Shipman: Exactly. We have built an integrated HPC capability for users at SNS. Through a web service-enabled architecture, scientists at SNS – or scientists sitting in a coffee shop across the country – can seamlessly conduct a variety of analysis or reduction tasks on HPC infrastructure at the NCCS. From the users’ perspective, they are interacting with an application on their desktop. But behind the scenes, we are farming out larger reduction and analysis tasks to HPC systems running the Moab Intelligence engine from Adaptive Computing through a Web Service RESTful API. These HPC systems have an order of magnitude more computational capability than their desktop. This has enabled dramatic acceleration in post-processing workloads, in which scientists reanalyze their data from a completed experiment or compare a number of completed experiments. Our ActiveMQ workflow manager, based on Apache Active MQ, can also leverage this framework, farming out computationally intensive tasks to HPC systems at the NCCS as part of the experiment pipeline. We are really excited about this capability; we have in essence developed an elastic compute capability using both software as-a-service and platform as-a-service models that deliver the best of HPC and cloud computing to users at SNS.

Is neutron science research effectively partnering with supercomputing?

Shipman: Yes. The ADARA team has already built out the software and hardware infrastructure to support the use of NCCS HPC systems by scientists at SNS. Our next steps will include coupling the live streaming capability with modeling and simulation, enabling real-time analysis of experiments, such as fitting of the experiment data to a model of the material in the experiment. This will enable an entirely new level of real-time feedback from experiments at SNS. In the future, this and techniques that leverage the coupling of experiment and simulation will enable systems at the Oak Ridge Leadership Computing Facility (OLCF) to steer the experiment, providing the scientist with real-time information from a simulation of the material that they can use to more efficiently conduct the experiment at SNS. In fact, we have begun the initial steps of this work through the Center for Accelerated Materials Modeling, led by Mark Hagen, NDAV group lead.

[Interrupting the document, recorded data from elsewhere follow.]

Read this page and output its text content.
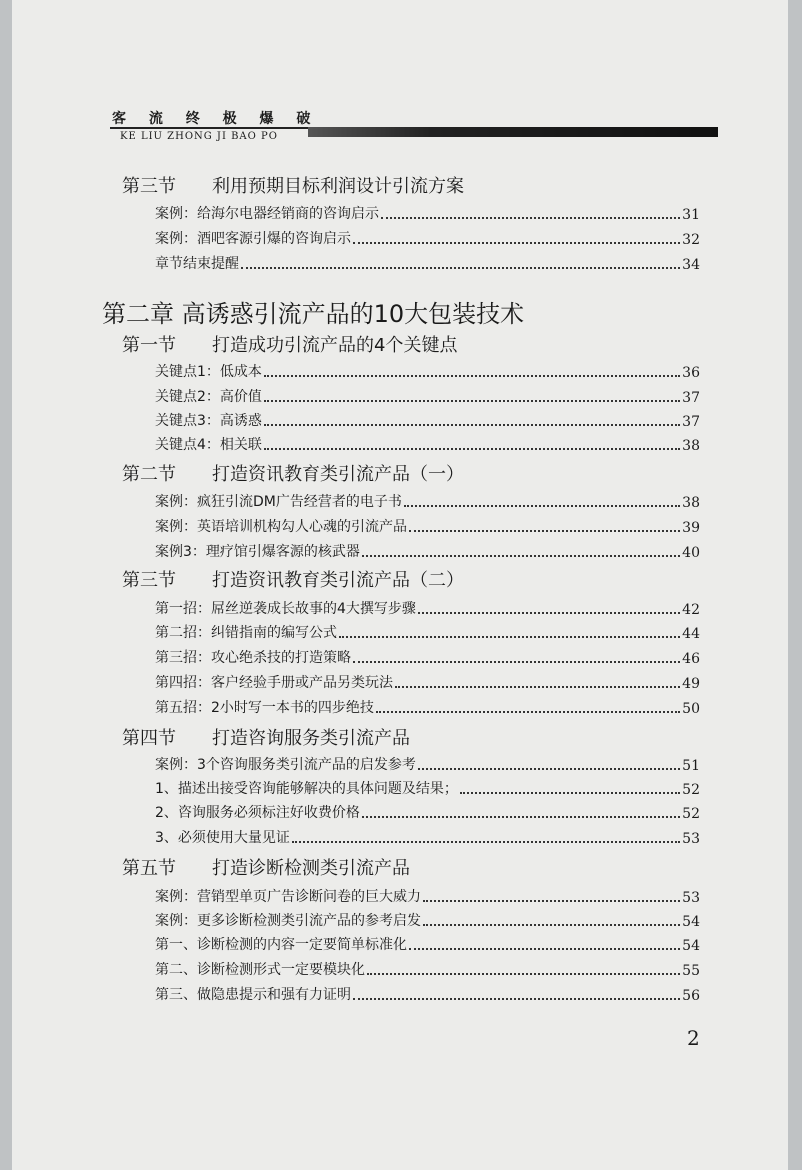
客 流 终 极 爆 破
KE LIU ZHONG JI BAO PO
第三节 利用预期目标利润设计引流方案
案例：给海尔电器经销商的咨询启示	31
案例：酒吧客源引爆的咨询启示	32
章节结束提醒	34
第二章 高诱惑引流产品的10大包装技术
第一节 打造成功引流产品的4个关键点
关键点1：低成本	36
关键点2：高价值	37
关键点3：高诱惑	37
关键点4：相关联	38
第二节 打造资讯教育类引流产品（一）
案例：疯狂引流DM广告经营者的电子书	38
案例：英语培训机构勾人心魂的引流产品	39
案例3：理疗馆引爆客源的核武器	40
第三节 打造资讯教育类引流产品（二）
第一招：屌丝逆袭成长故事的4大撰写步骤	42
第二招：纠错指南的编写公式	44
第三招：攻心绝杀技的打造策略	46
第四招：客户经验手册或产品另类玩法	49
第五招：2小时写一本书的四步绝技	50
第四节 打造咨询服务类引流产品
案例：3个咨询服务类引流产品的启发参考	51
1、描述出接受咨询能够解决的具体问题及结果；	52
2、咨询服务必须标注好收费价格	52
3、必须使用大量见证	53
第五节 打造诊断检测类引流产品
案例：营销型单页广告诊断问卷的巨大威力	53
案例：更多诊断检测类引流产品的参考启发	54
第一、诊断检测的内容一定要简单标准化	54
第二、诊断检测形式一定要模块化	55
第三、做隐患提示和强有力证明	56
2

Through this and other upcoming work, we see a future in which the Titan multi-petaflop platform at the OLCF could be steering an experiment based on intercomparison of simulation of a material with neutron data captured at SNS. This coupling of neutrons and computation could provide new breakthroughs in materials science, biology, and engineering, while significantly improving the productivity of our users.

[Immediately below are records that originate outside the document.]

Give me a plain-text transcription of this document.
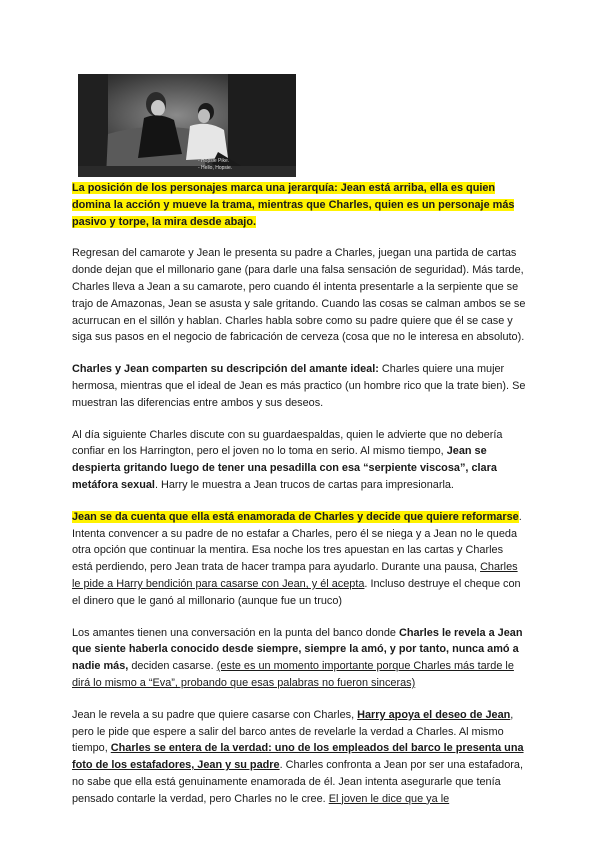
- Hopsie Pike.
- Hello, Hopsie.

La posición de los personajes marca una jerarquía: Jean está arriba, ella es quien domina la acción y mueve la trama, mientras que Charles, quien es un personaje más pasivo y torpe, la mira desde abajo.

Regresan del camarote y Jean le presenta su padre a Charles, juegan una partida de cartas donde dejan que el millonario gane (para darle una falsa sensación de seguridad). Más tarde, Charles lleva a Jean a su camarote, pero cuando él intenta presentarle a la serpiente que se trajo de Amazonas, Jean se asusta y sale gritando. Cuando las cosas se calman ambos se se acurrucan en el sillón y hablan. Charles habla sobre como su padre quiere que él se case y siga sus pasos en el negocio de fabricación de cerveza (cosa que no le interesa en absoluto).

Charles y Jean comparten su descripción del amante ideal: Charles quiere una mujer hermosa, mientras que el ideal de Jean es más practico (un hombre rico que la trate bien). Se muestran las diferencias entre ambos y sus deseos.

Al día siguiente Charles discute con su guardaespaldas, quien le advierte que no debería confiar en los Harrington, pero el joven no lo toma en serio. Al mismo tiempo, Jean se despierta gritando luego de tener una pesadilla con esa “serpiente viscosa”, clara metáfora sexual. Harry le muestra a Jean trucos de cartas para impresionarla.

Jean se da cuenta que ella está enamorada de Charles y decide que quiere reformarse. Intenta convencer a su padre de no estafar a Charles, pero él se niega y a Jean no le queda otra opción que continuar la mentira. Esa noche los tres apuestan en las cartas y Charles está perdiendo, pero Jean trata de hacer trampa para ayudarlo. Durante una pausa, Charles le pide a Harry bendición para casarse con Jean, y él acepta. Incluso destruye el cheque con el dinero que le ganó al millonario (aunque fue un truco)

Los amantes tienen una conversación en la punta del banco donde Charles le revela a Jean que siente haberla conocido desde siempre, siempre la amó, y por tanto, nunca amó a nadie más, deciden casarse. (este es un momento importante porque Charles más tarde le dirá lo mismo a “Eva”, probando que esas palabras no fueron sinceras)

Jean le revela a su padre que quiere casarse con Charles, Harry apoya el deseo de Jean, pero le pide que espere a salir del barco antes de revelarle la verdad a Charles. Al mismo tiempo, Charles se entera de la verdad: uno de los empleados del barco le presenta una foto de los estafadores, Jean y su padre. Charles confronta a Jean por ser una estafadora, no sabe que ella está genuinamente enamorada de él. Jean intenta asegurarle que tenía pensado contarle la verdad, pero Charles no le cree. El joven le dice que ya le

What and who got this started?

Shipman: Jeff Nichols, the associate Laboratory director for the CCSD, and Kelly Beierschmitt, the associate Laboratory director for NScD, recognized the importance of coupling computation and neutron science. They realized that by doing so we could make significant progress in increasing the productivity of scientists at SNS and ultimately develop new capabilities in multiple science domains that use neutrons and computing.

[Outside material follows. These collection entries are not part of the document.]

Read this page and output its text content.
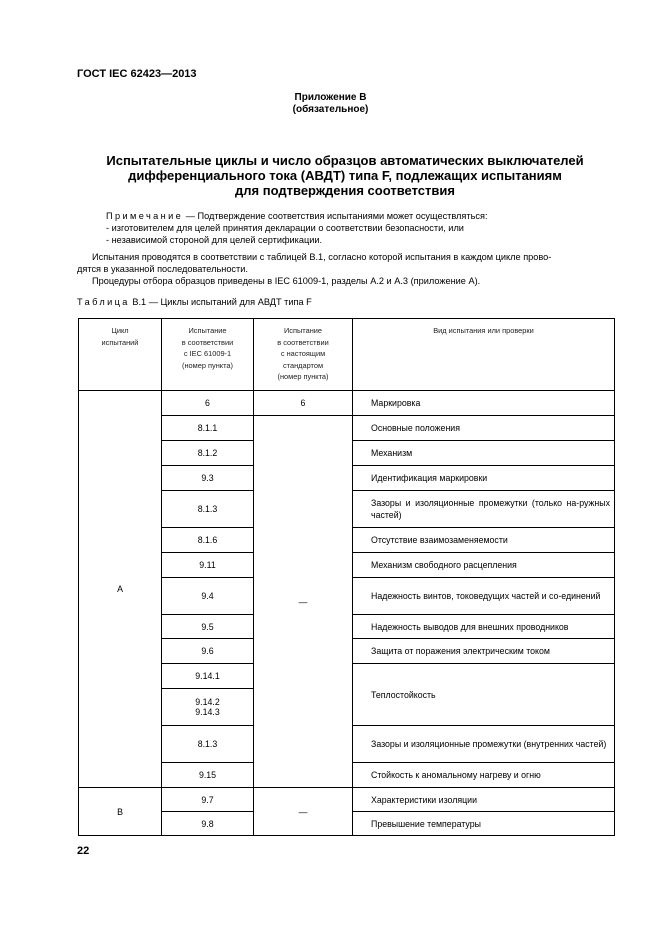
ГОСТ IEC 62423—2013
Приложение В
(обязательное)
Испытательные циклы и число образцов автоматических выключателей
дифференциального тока (АВДТ) типа F, подлежащих испытаниям
для подтверждения соответствия
Примечание — Подтверждение соответствия испытаниями может осуществляться:
- изготовителем для целей принятия декларации о соответствии безопасности, или
- независимой стороной для целей сертификации.
Испытания проводятся в соответствии с таблицей В.1, согласно которой испытания в каждом цикле прово-
дятся в указанной последовательности.
Процедуры отбора образцов приведены в IEC 61009-1, разделы А.2 и А.3 (приложение А).
Таблица В.1 — Циклы испытаний для АВДТ типа F
Цикл
испытаний	Испытание
в соответствии
с IEC 61009-1
(номер пункта)	Испытание
в соответствии
с настоящим
стандартом
(номер пункта)	Вид испытания или проверки
А	6	6	Маркировка
	8.1.1	—	Основные положения
	8.1.2		Механизм
	9.3		Идентификация маркировки
	8.1.3		Зазоры и изоляционные промежутки (только на-ружных частей)
	8.1.6		Отсутствие взаимозаменяемости
	9.11		Механизм свободного расцепления
	9.4		Надежность винтов, токоведущих частей и со-единений
	9.5		Надежность выводов для внешних проводников
	9.6		Защита от поражения электрическим током
	9.14.1		Теплостойкость
	9.14.2
9.14.3		
	8.1.3		Зазоры и изоляционные промежутки (внутренних частей)
	9.15		Стойкость к аномальному нагреву и огню

В	9.7	—	Характеристики изоляции
	9.8		Превышение температуры
22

The ADARA project has required expertise in both computing and neutron science. The computing team doesn’t have the science background in neutrons but does have the software/engineering background required to help build the system. So in collaboration, leveraging previous work that the neutron sciences data team had done, the ADARA team was able to extend those concepts and write new software to deliver a streaming infrastructure and an integrated HPC capability at SNS. Although we have made significant progress through the ADARA project, this is just the beginning of a long-term strategic partnership between computing and neutron science here at ORNL, a partnership enabled by the Laboratory’s multi-program science and technology capabilities.